Crowdsourcing for Information Retrieval: From Statistics to Ethics
The first computers were people. While we have successfully automated many routine information processing tasks once performed by human computers, our best intelligent systems today still cannot match human performance on many other tasks, such as analyzing text or imagery. Such continuing demand for human labor, coupled with an increasingly digitally-connected and well-educated global population, has driven the rise of crowdsourcing and a renaissance in research on human computation.
In this talk, I will highlight some of the ways crowdsourcing has specifically impacted Information Retrieval (IR), the science of search engines. In particular, as rapid information growth has led to our searching ever-more massive information repositories, manually judging the relevance of so many search results for evaluation purposes has become increasingly infeasible. While IR has made great strides in reducing the scale of human effort needed for evaluation, the fundamental bottleneck remains. Fortunately, crowdsourcing offers the potential for faster, cheaper, and easier data labeling than ever before. Unfortunately, it also raises a host of new challenges, spanning such diverse areas as human-computer interaction, psychology, machine learning, economics, and regulation, to name a few. Success seems to require tackling everything from statistical quality assurance to thornier ethics. After discussing recent work in my lab on statistical consensus, I will change gears to touch on some ethical issues in crowdsourcing which increasingly concern me. I will argue that those using crowdsourcing have an ethical obligation to wrestle with such considerations so that we may better assess how our technological “advances” are impacting the lives of people powering our human computation systems.

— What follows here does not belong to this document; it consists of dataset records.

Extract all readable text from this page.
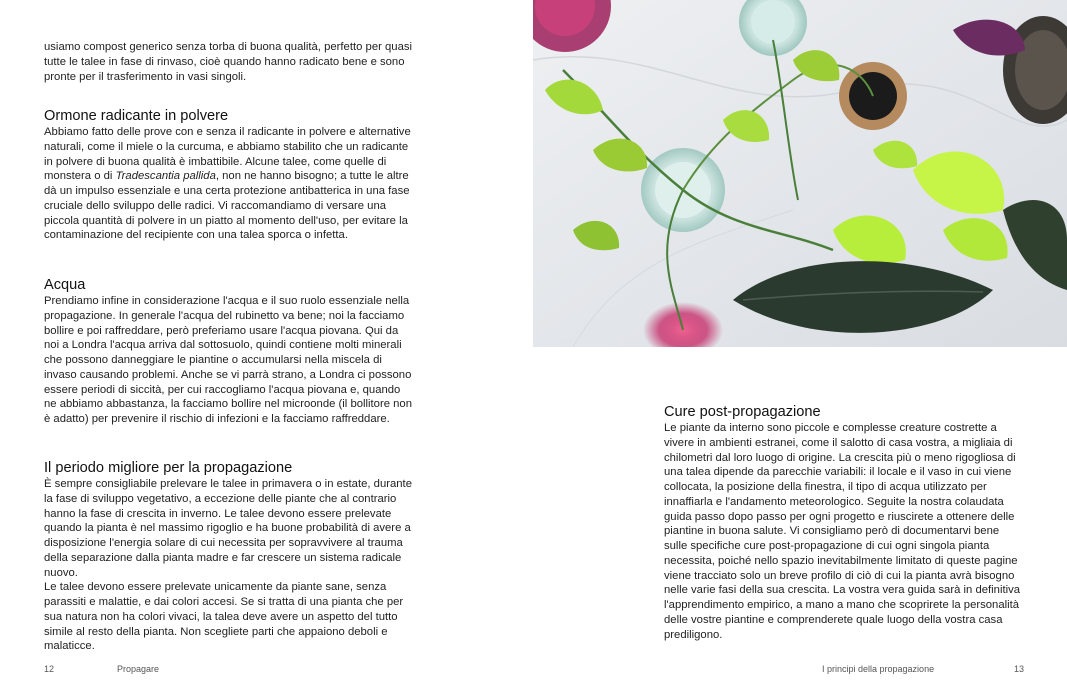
usiamo compost generico senza torba di buona qualità, perfetto per quasi tutte le talee in fase di rinvaso, cioè quando hanno radicato bene e sono pronte per il trasferimento in vasi singoli.

Ormone radicante in polvere

Abbiamo fatto delle prove con e senza il radicante in polvere e alternative naturali, come il miele o la curcuma, e abbiamo stabilito che un radicante in polvere di buona qualità è imbattibile. Alcune talee, come quelle di monstera o di Tradescantia pallida, non ne hanno bisogno; a tutte le altre dà un impulso essenziale e una certa protezione antibatterica in una fase cruciale dello sviluppo delle radici. Vi raccomandiamo di versare una piccola quantità di polvere in un piatto al momento dell'uso, per evitare la contaminazione del recipiente con una talea sporca o infetta.

Acqua

Prendiamo infine in considerazione l'acqua e il suo ruolo essenziale nella propagazione. In generale l'acqua del rubinetto va bene; noi la facciamo bollire e poi raffreddare, però preferiamo usare l'acqua piovana. Qui da noi a Londra l'acqua arriva dal sottosuolo, quindi contiene molti minerali che possono danneggiare le piantine o accumularsi nella miscela di invaso causando problemi. Anche se vi parrà strano, a Londra ci possono essere periodi di siccità, per cui raccogliamo l'acqua piovana e, quando ne abbiamo abbastanza, la facciamo bollire nel microonde (il bollitore non è adatto) per prevenire il rischio di infezioni e la facciamo raffreddare.

Il periodo migliore per la propagazione

È sempre consigliabile prelevare le talee in primavera o in estate, durante la fase di sviluppo vegetativo, a eccezione delle piante che al contrario hanno la fase di crescita in inverno. Le talee devono essere prelevate quando la pianta è nel massimo rigoglio e ha buone probabilità di avere a disposizione l'energia solare di cui necessita per sopravvivere al trauma della separazione dalla pianta madre e far crescere un sistema radicale nuovo.

Le talee devono essere prelevate unicamente da piante sane, senza parassiti e malattie, e dai colori accesi. Se si tratta di una pianta che per sua natura non ha colori vivaci, la talea deve avere un aspetto del tutto simile al resto della pianta. Non scegliete parti che appaiono deboli e malaticce.

12	Propagare
Cure post-propagazione

Le piante da interno sono piccole e complesse creature costrette a vivere in ambienti estranei, come il salotto di casa vostra, a migliaia di chilometri dal loro luogo di origine. La crescita più o meno rigogliosa di una talea dipende da parecchie variabili: il locale e il vaso in cui viene collocata, la posizione della finestra, il tipo di acqua utilizzato per innaffiarla e l'andamento meteorologico. Seguite la nostra colaudata guida passo dopo passo per ogni progetto e riuscirete a ottenere delle piantine in buona salute. Vi consigliamo però di documentarvi bene sulle specifiche cure post-propagazione di cui ogni singola pianta necessita, poiché nello spazio inevitabilmente limitato di queste pagine viene tracciato solo un breve profilo di ciò di cui la pianta avrà bisogno nelle varie fasi della sua crescita. La vostra vera guida sarà in definitiva l'apprendimento empirico, a mano a mano che scoprirete la personalità delle vostre piantine e comprenderete quale luogo della vostra casa prediligono.

I principi della propagazione	13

Matthew Lease is an assistant professor in the School of Information at the University of Texas at Austin. He holds a Ph.D. in computer science from Brown University, and his research centers on information retrieval (IR), crowdsourcing, and their intersection. Lease has received early career awards from NSF, IMLS, and DARPA, as well as the Modeling Challenge Award at the 2012 International Conference on Social Computing, Behavioral-Cultural Modeling, & Prediction. He presented an invited keynote at IJCNLP 2011 and invited talks at Frontiers of Information Science and Technology 2012 and ID360 2013: The Global Forum on Identity. He has presented crowdsourcing tutorials at ACM SIGIR (2011-2012), ACM WSDM (2011), CrowdConf (2011), and SIAM Data Mining (2013). He is co-organizing the 3rd annual Crowdsourcing Track for the National Institute of Standards and Technology (NIST) Text REtrieval Conference (TREC), as well as the CrowdScale workshop and shared task at AAAI HCOMP 2013.